L’edificio è composto da quattro maniche di otto metri di larghezza, sviluppate su tre piani. Le maniche seguono con il loro lato esterno il perimetro del lotto e limitano all’interno un’ampia corte [cento metri per ottantuno]. Tutte le funzioni pubbliche [l’auditorium, gli spazi espositivi e l’accoglienza, la mensa ed il nido aziendale] si concentrano in un corpo all’estremità nord ovest dell’edificio. Qui si colloca la hall d’ingresso, affacciata su via Duccio da Buoninsegna.
La nuova sede della Provincia di Arezzo funziona come un tipico contenitore suburbano, cui si accede con l’auto. Tuttavia, dilatandosi fino ai margini del lotto, fino alle strade che lo circondano, l’edificio elimina il caratteristico carattere antiurbano di questi insediamenti. L’edificio evita di trincerarsi dietro un insuperabile anello di parcheggi, evita di nascondersi dietro anonimi giardinetti destinati ad essere disabitati.

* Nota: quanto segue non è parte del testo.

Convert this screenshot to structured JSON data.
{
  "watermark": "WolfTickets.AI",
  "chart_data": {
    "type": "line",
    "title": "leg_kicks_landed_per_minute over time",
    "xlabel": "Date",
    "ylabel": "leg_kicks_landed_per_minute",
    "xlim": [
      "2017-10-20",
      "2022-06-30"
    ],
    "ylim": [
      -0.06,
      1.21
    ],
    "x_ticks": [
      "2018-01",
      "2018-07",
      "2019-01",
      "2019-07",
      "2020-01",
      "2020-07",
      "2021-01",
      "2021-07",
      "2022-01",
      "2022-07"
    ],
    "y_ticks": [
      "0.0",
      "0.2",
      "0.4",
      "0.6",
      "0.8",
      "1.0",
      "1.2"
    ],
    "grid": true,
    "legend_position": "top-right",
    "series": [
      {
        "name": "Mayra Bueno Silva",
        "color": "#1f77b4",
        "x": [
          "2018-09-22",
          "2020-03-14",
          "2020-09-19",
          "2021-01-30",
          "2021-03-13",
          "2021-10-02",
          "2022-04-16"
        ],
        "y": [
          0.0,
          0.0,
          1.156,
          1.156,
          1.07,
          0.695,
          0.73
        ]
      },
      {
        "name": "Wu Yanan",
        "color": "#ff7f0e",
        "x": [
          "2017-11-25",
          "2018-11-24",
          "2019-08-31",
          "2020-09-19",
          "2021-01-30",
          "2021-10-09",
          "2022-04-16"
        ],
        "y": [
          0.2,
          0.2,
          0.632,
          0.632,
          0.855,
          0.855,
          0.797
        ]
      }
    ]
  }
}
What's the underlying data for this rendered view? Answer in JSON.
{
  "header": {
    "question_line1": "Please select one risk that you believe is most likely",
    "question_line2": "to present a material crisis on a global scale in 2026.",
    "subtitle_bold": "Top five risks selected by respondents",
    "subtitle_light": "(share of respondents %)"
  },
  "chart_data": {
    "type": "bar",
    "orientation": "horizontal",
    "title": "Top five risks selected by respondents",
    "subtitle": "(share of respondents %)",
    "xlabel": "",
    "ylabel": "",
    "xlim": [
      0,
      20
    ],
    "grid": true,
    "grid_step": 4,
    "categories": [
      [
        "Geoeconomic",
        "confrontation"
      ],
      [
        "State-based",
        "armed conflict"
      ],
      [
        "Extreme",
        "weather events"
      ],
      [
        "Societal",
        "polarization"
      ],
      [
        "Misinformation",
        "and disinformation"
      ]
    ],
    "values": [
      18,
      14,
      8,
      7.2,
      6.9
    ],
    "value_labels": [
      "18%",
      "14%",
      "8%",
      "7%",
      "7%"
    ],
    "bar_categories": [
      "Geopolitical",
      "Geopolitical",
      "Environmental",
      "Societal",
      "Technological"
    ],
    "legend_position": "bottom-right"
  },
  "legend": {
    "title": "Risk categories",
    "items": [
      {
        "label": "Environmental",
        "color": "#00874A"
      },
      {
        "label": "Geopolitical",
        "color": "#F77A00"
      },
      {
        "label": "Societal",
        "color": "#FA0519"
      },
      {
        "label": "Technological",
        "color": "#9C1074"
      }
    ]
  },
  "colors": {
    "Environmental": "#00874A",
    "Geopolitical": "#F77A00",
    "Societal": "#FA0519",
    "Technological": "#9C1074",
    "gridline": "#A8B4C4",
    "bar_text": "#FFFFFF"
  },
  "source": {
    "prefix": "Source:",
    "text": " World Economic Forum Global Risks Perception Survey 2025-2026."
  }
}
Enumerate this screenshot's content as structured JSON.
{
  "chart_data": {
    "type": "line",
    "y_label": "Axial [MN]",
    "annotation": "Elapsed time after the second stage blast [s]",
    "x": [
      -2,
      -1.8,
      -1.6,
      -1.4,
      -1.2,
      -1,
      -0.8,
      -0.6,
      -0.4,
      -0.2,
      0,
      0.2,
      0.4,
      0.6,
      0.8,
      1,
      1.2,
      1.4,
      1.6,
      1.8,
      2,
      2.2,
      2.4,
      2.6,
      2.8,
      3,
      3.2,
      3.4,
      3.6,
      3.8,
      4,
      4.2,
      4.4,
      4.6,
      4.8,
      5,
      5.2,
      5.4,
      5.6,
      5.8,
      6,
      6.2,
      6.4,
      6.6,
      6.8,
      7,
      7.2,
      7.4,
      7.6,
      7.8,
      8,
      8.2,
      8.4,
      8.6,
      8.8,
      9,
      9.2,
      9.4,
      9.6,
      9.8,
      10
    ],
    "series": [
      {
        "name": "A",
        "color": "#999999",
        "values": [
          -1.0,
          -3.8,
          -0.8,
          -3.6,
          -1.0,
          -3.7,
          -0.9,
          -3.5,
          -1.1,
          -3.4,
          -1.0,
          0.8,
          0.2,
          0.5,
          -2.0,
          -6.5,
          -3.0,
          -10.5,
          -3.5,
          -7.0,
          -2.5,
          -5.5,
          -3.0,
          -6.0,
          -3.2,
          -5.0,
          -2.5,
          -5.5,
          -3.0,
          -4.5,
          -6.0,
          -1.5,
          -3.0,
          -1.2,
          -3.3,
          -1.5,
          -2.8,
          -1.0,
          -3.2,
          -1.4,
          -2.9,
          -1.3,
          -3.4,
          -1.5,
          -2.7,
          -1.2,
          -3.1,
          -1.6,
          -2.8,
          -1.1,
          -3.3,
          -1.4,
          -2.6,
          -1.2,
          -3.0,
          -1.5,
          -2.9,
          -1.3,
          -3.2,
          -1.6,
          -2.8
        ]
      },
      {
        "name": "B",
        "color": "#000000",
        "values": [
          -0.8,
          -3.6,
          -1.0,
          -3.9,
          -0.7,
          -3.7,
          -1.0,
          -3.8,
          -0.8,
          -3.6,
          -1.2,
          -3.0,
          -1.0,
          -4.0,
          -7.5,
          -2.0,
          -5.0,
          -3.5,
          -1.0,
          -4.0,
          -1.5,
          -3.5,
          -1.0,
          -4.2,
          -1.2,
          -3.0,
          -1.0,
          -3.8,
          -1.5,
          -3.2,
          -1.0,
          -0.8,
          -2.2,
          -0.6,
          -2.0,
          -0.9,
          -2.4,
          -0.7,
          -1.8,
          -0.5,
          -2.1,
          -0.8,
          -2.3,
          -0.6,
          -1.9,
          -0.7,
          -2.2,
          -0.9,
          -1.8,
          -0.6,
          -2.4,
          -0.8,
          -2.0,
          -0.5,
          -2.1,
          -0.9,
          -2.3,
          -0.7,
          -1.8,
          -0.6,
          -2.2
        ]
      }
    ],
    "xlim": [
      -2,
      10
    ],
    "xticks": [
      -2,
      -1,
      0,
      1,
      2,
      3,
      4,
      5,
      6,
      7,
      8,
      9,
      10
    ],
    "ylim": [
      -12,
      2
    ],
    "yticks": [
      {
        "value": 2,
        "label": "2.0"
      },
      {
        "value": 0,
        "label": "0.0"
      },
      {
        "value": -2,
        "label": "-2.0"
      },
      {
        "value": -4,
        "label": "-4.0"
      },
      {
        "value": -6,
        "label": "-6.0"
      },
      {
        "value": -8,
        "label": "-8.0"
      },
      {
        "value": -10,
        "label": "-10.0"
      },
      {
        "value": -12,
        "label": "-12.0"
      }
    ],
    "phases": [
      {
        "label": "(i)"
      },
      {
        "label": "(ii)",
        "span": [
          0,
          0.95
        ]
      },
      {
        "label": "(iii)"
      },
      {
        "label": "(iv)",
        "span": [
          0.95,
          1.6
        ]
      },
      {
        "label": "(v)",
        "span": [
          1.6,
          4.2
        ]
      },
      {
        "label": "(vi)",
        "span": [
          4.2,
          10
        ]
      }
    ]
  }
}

Il parcheggio è limitato all’area assegnata dal bando e non resta alcun equivoco spazio aperto da trasformare in parcheggio alla prima occasione.
La corte è usata come strumento semplice ed affidabile per la produzione di una condizione urbana [tanto al suo interno quanto al suo esterno], per realizzare il massimo di città con il minimo di volume costruito.
In un tessuto edilizio prodotto dalla addizione di nuove eccezioni a vecchie eccezioni, la sede della Provincia di Arezzo si sforza di individuare ed esporre una regola cui poter obbedire. In assenza di un’alternativa migliore, la semplice divisione dei suoli viene assunta come punto di partenza per la produzione di una città meno incomprensibile. Estendendo l’edificio sino ai confini del lotto che lo contiene, si riduce la distanza che separa gli oggetti incomunicanti che formano questa parte di città: la città si avvicina. Per quanto chiuso , l’edificio è presente nella città, non si sottrae al luogo che lo ospita, si affaccia responsabilmente su di esso. Esponendo la sua necessaria chiusura, l’edificio si apre.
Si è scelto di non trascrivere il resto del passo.